58

67 1 0
                                    


" Dia masih lupa ingatan tapi sikapnya perlahan mirip seperti dulu," gumam Langit membuat beberapa dari mereka senang dan sedih. Ya, tidak sedikit berharap Rheva kembali seperti dulu. Walaupun mereka tersakiti dan diperalat setidaknya mereka merasa aman, ya seperti hidup di dalam sangkar emas.

" Pusing ah, aku mau makan sekarang. Kalau kalian tidak mau makan harap diam."

Reva langsung saja melahap cepat makanan di piringnya sebelum para pria itu mengajukan pertanyaan lagi padanya. Apa mereka tidak merasa lapar? Meja makan itu untuk makan bukannya berdiskusi atau berdebat.

"Oh, uhuk... kenapa lo masih ada disini? Bukannya gue suruh kaka Reno minta lo jaga kamar Zelo?" Tanya Reva ke Bastian yang hanya menaikkan satu alisnya.

"Gue mau pergi sebentar, ada yang mau gue urus."

"Ngurus apa? Lha terus yang jagain Zelo siapa hah?"

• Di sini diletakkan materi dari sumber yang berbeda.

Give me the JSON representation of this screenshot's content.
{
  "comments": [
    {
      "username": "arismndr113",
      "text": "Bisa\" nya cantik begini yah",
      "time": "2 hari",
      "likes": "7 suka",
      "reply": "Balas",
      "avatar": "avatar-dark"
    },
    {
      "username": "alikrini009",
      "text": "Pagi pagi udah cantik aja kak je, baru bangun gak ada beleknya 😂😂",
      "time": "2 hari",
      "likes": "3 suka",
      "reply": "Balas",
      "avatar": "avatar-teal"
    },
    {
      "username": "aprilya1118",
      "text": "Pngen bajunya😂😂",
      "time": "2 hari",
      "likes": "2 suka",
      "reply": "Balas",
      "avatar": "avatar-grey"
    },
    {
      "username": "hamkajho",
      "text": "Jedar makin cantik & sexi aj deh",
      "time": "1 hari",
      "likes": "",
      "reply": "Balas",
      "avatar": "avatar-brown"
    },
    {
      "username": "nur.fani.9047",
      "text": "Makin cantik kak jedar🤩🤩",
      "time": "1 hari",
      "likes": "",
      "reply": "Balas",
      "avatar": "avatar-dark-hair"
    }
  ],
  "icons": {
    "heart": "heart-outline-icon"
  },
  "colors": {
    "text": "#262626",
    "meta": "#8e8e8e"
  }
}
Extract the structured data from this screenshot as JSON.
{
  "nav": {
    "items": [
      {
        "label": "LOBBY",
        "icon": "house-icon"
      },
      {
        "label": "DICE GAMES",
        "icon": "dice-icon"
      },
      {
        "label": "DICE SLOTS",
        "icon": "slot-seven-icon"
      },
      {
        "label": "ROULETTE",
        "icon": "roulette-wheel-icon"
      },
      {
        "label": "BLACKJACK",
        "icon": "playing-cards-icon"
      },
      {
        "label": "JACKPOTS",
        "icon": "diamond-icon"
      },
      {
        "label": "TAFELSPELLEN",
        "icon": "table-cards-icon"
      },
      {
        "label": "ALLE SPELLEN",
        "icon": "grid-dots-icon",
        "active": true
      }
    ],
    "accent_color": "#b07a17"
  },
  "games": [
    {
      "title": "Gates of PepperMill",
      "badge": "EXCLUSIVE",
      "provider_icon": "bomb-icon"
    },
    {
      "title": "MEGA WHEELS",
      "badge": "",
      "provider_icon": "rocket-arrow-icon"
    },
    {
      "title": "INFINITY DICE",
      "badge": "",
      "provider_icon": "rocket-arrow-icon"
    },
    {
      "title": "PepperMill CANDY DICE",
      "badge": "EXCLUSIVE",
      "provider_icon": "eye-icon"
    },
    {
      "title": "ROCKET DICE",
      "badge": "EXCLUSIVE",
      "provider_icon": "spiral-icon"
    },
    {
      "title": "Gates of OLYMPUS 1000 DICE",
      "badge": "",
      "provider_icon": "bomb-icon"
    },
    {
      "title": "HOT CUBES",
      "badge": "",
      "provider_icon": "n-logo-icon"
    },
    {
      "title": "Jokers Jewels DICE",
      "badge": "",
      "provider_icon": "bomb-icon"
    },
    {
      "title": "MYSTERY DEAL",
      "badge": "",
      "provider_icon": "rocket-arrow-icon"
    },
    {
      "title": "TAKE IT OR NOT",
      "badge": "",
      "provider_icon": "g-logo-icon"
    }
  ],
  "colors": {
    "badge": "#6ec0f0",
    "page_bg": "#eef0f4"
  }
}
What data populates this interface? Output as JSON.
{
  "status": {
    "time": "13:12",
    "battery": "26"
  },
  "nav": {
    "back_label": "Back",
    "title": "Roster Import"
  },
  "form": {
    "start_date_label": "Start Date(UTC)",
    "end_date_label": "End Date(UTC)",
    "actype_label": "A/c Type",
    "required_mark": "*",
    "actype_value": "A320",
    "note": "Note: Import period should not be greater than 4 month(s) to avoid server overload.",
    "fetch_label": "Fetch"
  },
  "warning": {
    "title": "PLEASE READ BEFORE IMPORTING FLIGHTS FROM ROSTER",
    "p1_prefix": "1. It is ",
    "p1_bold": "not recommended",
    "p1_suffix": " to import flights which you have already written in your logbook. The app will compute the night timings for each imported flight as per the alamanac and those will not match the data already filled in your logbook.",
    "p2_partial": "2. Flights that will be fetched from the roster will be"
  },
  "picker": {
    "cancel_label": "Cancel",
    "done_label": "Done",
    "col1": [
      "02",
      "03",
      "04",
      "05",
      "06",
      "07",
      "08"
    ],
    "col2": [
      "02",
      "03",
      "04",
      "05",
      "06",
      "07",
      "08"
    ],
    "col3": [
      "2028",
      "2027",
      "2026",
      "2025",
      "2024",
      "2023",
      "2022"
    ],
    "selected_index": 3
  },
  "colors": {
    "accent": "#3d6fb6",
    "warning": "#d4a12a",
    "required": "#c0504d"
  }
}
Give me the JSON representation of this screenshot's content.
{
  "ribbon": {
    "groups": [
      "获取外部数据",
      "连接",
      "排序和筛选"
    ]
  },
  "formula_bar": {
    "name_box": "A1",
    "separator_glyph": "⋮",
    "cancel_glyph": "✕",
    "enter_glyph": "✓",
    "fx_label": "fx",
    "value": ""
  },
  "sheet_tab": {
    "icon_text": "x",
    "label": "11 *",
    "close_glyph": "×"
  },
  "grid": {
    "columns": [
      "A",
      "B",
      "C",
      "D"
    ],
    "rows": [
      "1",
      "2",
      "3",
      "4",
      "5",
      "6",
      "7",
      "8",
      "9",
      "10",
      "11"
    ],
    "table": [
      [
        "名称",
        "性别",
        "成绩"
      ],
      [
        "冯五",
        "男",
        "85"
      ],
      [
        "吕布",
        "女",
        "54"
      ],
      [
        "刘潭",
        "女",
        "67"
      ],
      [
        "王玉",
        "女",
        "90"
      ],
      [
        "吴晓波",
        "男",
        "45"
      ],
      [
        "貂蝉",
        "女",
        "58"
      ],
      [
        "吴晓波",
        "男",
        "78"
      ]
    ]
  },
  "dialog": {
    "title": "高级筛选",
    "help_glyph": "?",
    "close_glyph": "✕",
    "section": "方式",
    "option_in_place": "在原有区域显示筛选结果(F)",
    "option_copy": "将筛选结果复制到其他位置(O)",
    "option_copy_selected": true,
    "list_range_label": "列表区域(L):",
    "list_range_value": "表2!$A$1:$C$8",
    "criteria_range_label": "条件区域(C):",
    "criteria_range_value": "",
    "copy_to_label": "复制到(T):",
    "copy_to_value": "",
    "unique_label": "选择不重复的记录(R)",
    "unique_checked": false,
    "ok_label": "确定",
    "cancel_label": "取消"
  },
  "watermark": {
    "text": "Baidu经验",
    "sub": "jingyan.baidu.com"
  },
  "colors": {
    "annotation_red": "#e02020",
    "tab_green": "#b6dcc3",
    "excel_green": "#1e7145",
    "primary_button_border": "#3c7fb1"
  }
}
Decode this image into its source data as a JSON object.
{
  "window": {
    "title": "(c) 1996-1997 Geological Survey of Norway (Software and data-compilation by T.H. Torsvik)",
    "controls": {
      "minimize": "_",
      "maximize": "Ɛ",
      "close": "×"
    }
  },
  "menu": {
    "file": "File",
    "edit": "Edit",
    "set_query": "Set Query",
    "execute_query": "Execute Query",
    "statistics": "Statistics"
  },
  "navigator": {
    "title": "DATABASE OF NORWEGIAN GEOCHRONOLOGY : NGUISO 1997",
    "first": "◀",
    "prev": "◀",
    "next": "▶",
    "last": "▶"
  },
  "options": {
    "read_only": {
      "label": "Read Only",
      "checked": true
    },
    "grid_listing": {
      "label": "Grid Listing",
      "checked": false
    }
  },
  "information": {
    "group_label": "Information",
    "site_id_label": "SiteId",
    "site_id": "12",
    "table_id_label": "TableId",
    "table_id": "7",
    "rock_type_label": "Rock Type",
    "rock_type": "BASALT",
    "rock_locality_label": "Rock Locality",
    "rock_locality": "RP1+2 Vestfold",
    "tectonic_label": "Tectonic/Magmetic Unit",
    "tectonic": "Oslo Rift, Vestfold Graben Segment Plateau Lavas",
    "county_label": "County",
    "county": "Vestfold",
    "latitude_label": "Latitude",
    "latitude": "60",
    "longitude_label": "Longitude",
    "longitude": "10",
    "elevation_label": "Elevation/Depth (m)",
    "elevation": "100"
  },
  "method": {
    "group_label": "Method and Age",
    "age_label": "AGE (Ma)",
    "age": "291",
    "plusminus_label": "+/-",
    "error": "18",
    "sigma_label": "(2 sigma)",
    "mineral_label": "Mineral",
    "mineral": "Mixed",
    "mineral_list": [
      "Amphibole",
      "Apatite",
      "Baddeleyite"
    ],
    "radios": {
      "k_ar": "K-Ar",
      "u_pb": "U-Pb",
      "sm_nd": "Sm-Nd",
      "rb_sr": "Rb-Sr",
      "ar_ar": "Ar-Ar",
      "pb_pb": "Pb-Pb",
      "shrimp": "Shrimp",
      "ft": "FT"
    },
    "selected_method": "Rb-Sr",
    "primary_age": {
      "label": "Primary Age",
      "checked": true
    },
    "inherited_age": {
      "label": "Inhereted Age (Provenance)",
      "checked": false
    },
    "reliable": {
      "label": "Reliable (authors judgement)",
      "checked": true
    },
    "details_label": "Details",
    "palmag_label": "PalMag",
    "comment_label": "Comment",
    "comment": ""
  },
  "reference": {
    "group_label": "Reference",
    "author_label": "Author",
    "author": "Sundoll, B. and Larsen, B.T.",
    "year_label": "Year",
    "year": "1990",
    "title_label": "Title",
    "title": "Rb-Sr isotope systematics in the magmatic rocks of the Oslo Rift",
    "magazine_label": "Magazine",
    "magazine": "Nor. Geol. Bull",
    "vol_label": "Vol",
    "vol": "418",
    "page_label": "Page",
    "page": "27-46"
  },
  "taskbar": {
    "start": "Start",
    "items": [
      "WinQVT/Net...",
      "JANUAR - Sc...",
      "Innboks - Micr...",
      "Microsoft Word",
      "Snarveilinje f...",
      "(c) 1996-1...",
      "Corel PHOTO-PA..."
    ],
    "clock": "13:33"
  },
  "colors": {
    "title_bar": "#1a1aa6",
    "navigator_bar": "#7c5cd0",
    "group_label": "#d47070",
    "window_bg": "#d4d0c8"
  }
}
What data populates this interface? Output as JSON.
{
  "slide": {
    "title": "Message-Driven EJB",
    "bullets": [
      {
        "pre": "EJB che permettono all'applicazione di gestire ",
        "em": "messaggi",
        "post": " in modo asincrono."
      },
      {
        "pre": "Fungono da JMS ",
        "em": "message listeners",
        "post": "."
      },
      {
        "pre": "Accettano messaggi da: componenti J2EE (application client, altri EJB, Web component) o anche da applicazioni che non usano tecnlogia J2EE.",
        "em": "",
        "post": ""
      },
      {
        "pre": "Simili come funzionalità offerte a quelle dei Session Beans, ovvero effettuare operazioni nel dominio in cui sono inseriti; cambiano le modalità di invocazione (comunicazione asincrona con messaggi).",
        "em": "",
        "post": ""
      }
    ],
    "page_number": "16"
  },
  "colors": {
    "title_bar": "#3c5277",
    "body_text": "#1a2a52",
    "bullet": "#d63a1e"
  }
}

"Penjaga disini banyak, bye!"

Setelah kepergian Bastian Reva hanya bisa melampiaskan amarah dengan makanan di hadapannya, mengabaikan keberadaan Naufal yang paling dekat dengannya bergetar takut.

"Lo tenang, Zelo nggak bakal berani ngapa-ngapain lo sekarang," bisik Zayn ke Naufal yang mengangguk ragu. Ya, yang terpenting Reva sudah tahu Zelo pernah membullynya sebelumnya.

"Kalian bertiga sibuk nggak pagi ini? Kita harus berdiskusi sebentar," tanya Angga ke Leo, Adit dan Langit.

"Kalau sebentar, gue bisa luangin waktu," balas Leo diangguki dua lainnya.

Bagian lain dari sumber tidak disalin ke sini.